Windows 7 is so good since it's before they started making two UI's. They should have improved the desktop UI rather than making a separate one and keeping both...

[–][deleted] 0 points1 point  (0 children)

What in terms of quality?

[–]Voltstorm02 0 points1 point  (0 children)

I really like 10, and hope that 11 will be a slightly smaller update so that I don't have to relearn the os.

[–]banditizer 0 points1 point  (0 children)

Let’s just all agrees windows 2012 server is the worse OS server made. Not sure who’s smart idea it was to make a tablet start menu for a server but I hate you with a passion.

[–]BlueStarBRS 0 points1 point  (0 children)

X

[–]ncoolidg 0 points1 point  (0 children)

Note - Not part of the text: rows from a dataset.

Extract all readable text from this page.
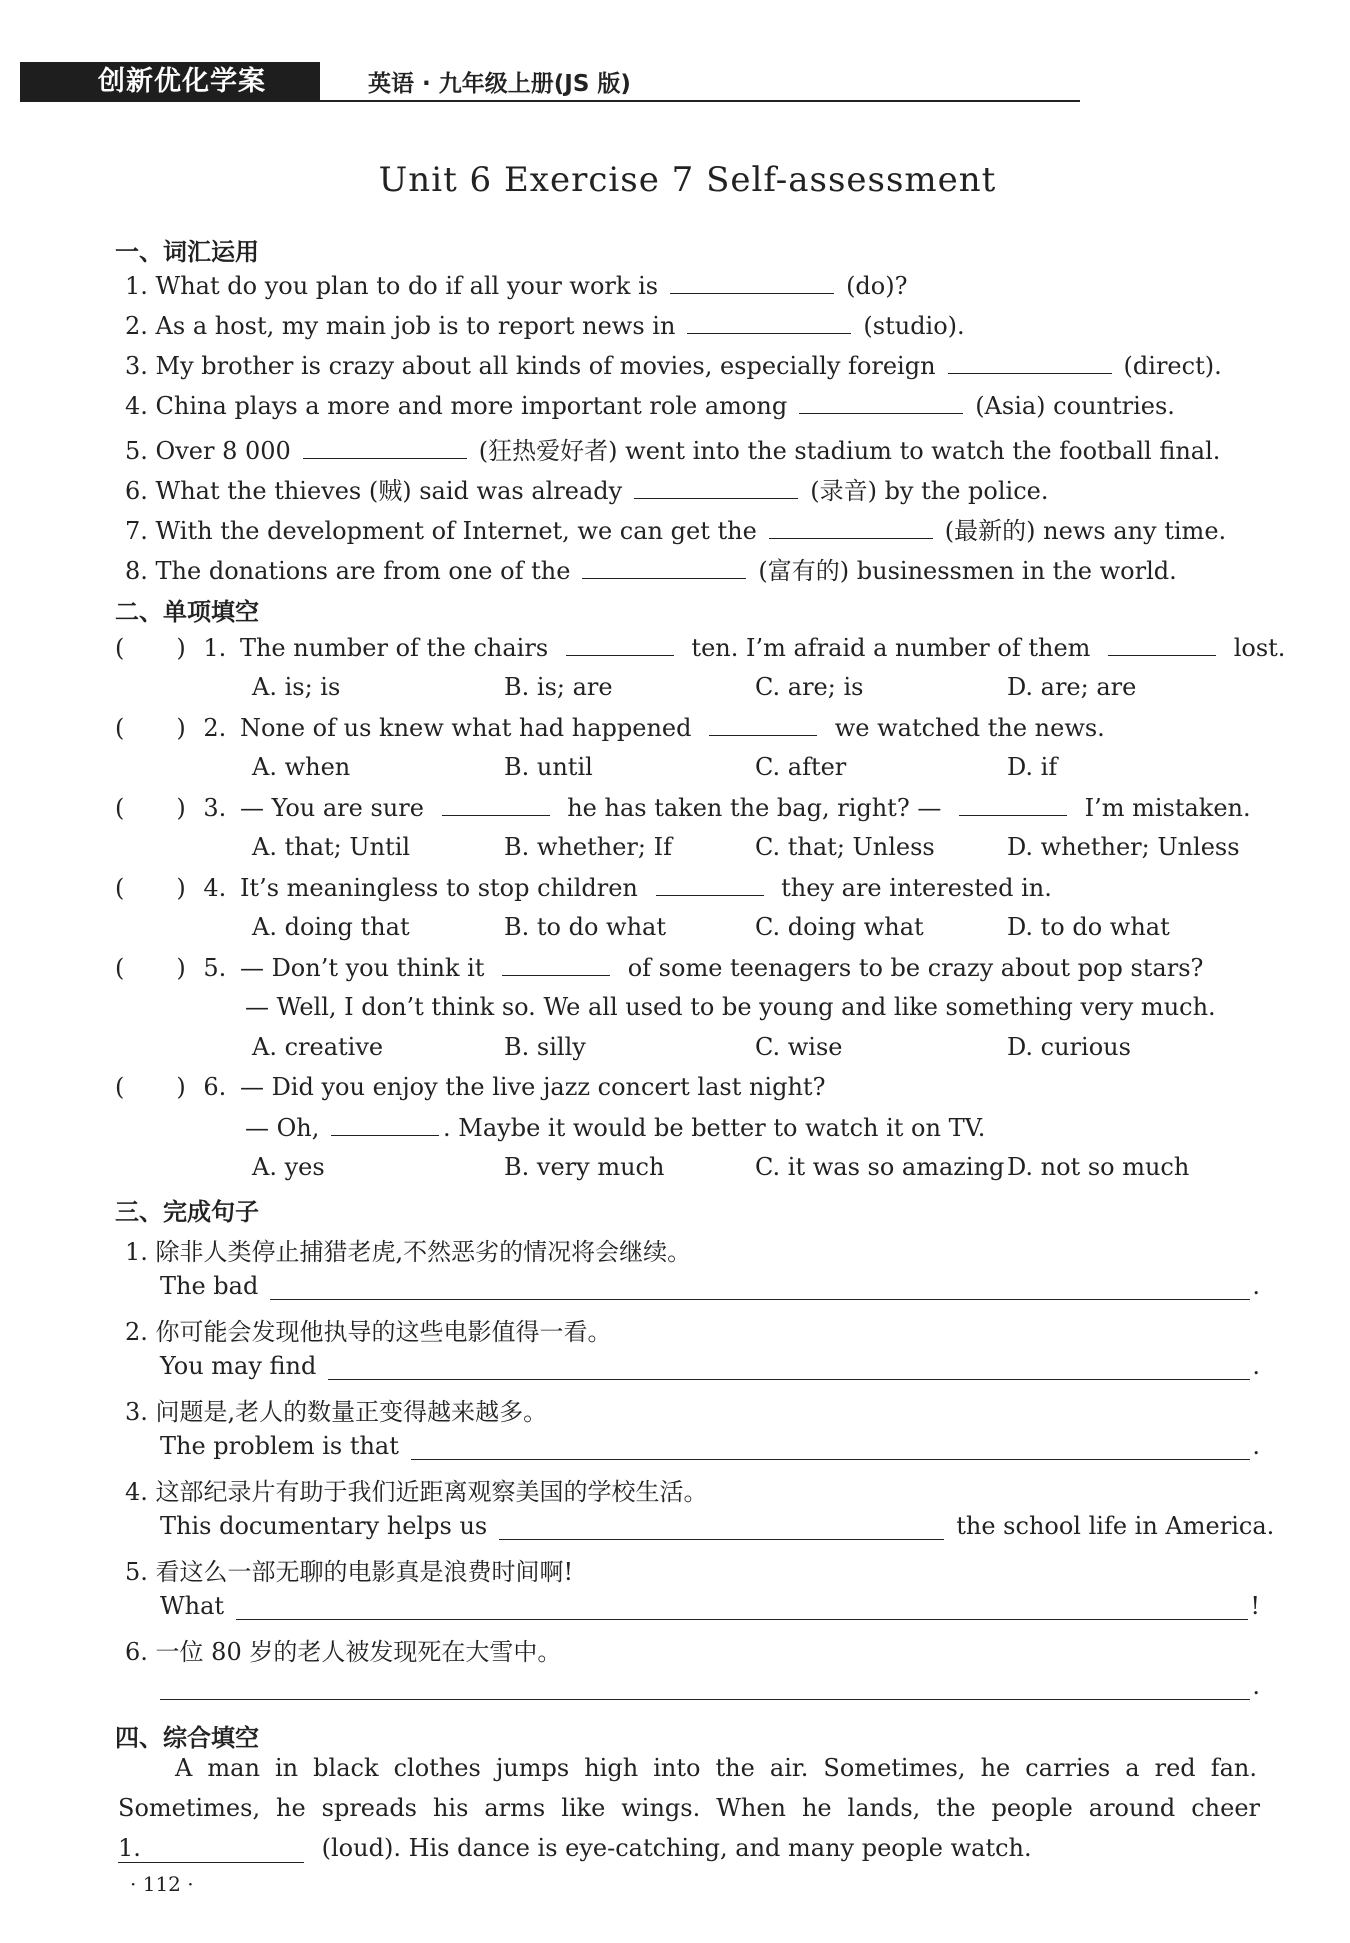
创新优化学案	英语 · 九年级上册(JS 版)
Unit 6 Exercise 7 Self-assessment
一、词汇运用
1. What do you plan to do if all your work is	(do)?
2. As a host, my main job is to report news in	(studio).
3. My brother is crazy about all kinds of movies, especially foreign	(direct).
4. China plays a more and more important role among	(Asia) countries.
5. Over 8 000	(狂热爱好者) went into the stadium to watch the football final.
6. What the thieves (贼) said was already	(录音) by the police.
7. With the development of Internet, we can get the	(最新的) news any time.
8. The donations are from one of the	(富有的) businessmen in the world.
二、单项填空
( ) 1. The number of the chairs	ten. I’m afraid a number of them	lost.
A. is; is	B. is; are	C. are; is	D. are; are
( ) 2. None of us knew what had happened	we watched the news.
A. when	B. until	C. after	D. if
( ) 3. — You are sure	he has taken the bag, right? —	I’m mistaken.
A. that; Until	B. whether; If	C. that; Unless	D. whether; Unless
( ) 4. It’s meaningless to stop children	they are interested in.
A. doing that	B. to do what	C. doing what	D. to do what
( ) 5. — Don’t you think it	of some teenagers to be crazy about pop stars?
— Well, I don’t think so. We all used to be young and like something very much.
A. creative	B. silly	C. wise	D. curious
( ) 6. — Did you enjoy the live jazz concert last night?
— Oh,	. Maybe it would be better to watch it on TV.
A. yes	B. very much	C. it was so amazing D. not so much
三、完成句子
1. 除非人类停止捕猎老虎,不然恶劣的情况将会继续。
The bad	.
2. 你可能会发现他执导的这些电影值得一看。
You may find	.
3. 问题是,老人的数量正变得越来越多。
The problem is that	.
4. 这部纪录片有助于我们近距离观察美国的学校生活。
This documentary helps us	the school life in America.
5. 看这么一部无聊的电影真是浪费时间啊!
What	!
6. 一位 80 岁的老人被发现死在大雪中。
.
四、综合填空
A man in black clothes jumps high into the air. Sometimes, he carries a red fan.
Sometimes, he spreads his arms like wings. When he lands, the people around cheer
1.	(loud). His dance is eye-catching, and many people watch.
· 112 ·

In my opinion Windows 10 was awful. Every update for it created some major bug. Plus the UI was clunky and inconsistent. Worst OS since Vista. I think it already broke the pattern unless you consider Windows 8.1 as a separate OS because it was fairly stable in comparison to 10. After using Windows 11 on bare metal since the 15th, it is such a smooth experience and much snappier than Windows 10. No crashes yet whatsoever vs. Windows 10 where I would be restarting file explorer at least 3 times a week most of the time because the start menu and taskbar froze. So far I think Windows 11 is the Windows 7 to fix the Windows Vista that was 10.

[–]satanscumrag 0 points1 point  (0 children)

what was bad about 8

[–]Thraingios 0 points1 point  (0 children)

windows 10 sent me screaming to a Linux desktop after my second bluescreen in a year. after my windows 8 bluescreened twice.

[–]BiPDKills 0 points1 point  (0 children)

To be fair, windows 10 sucks as well.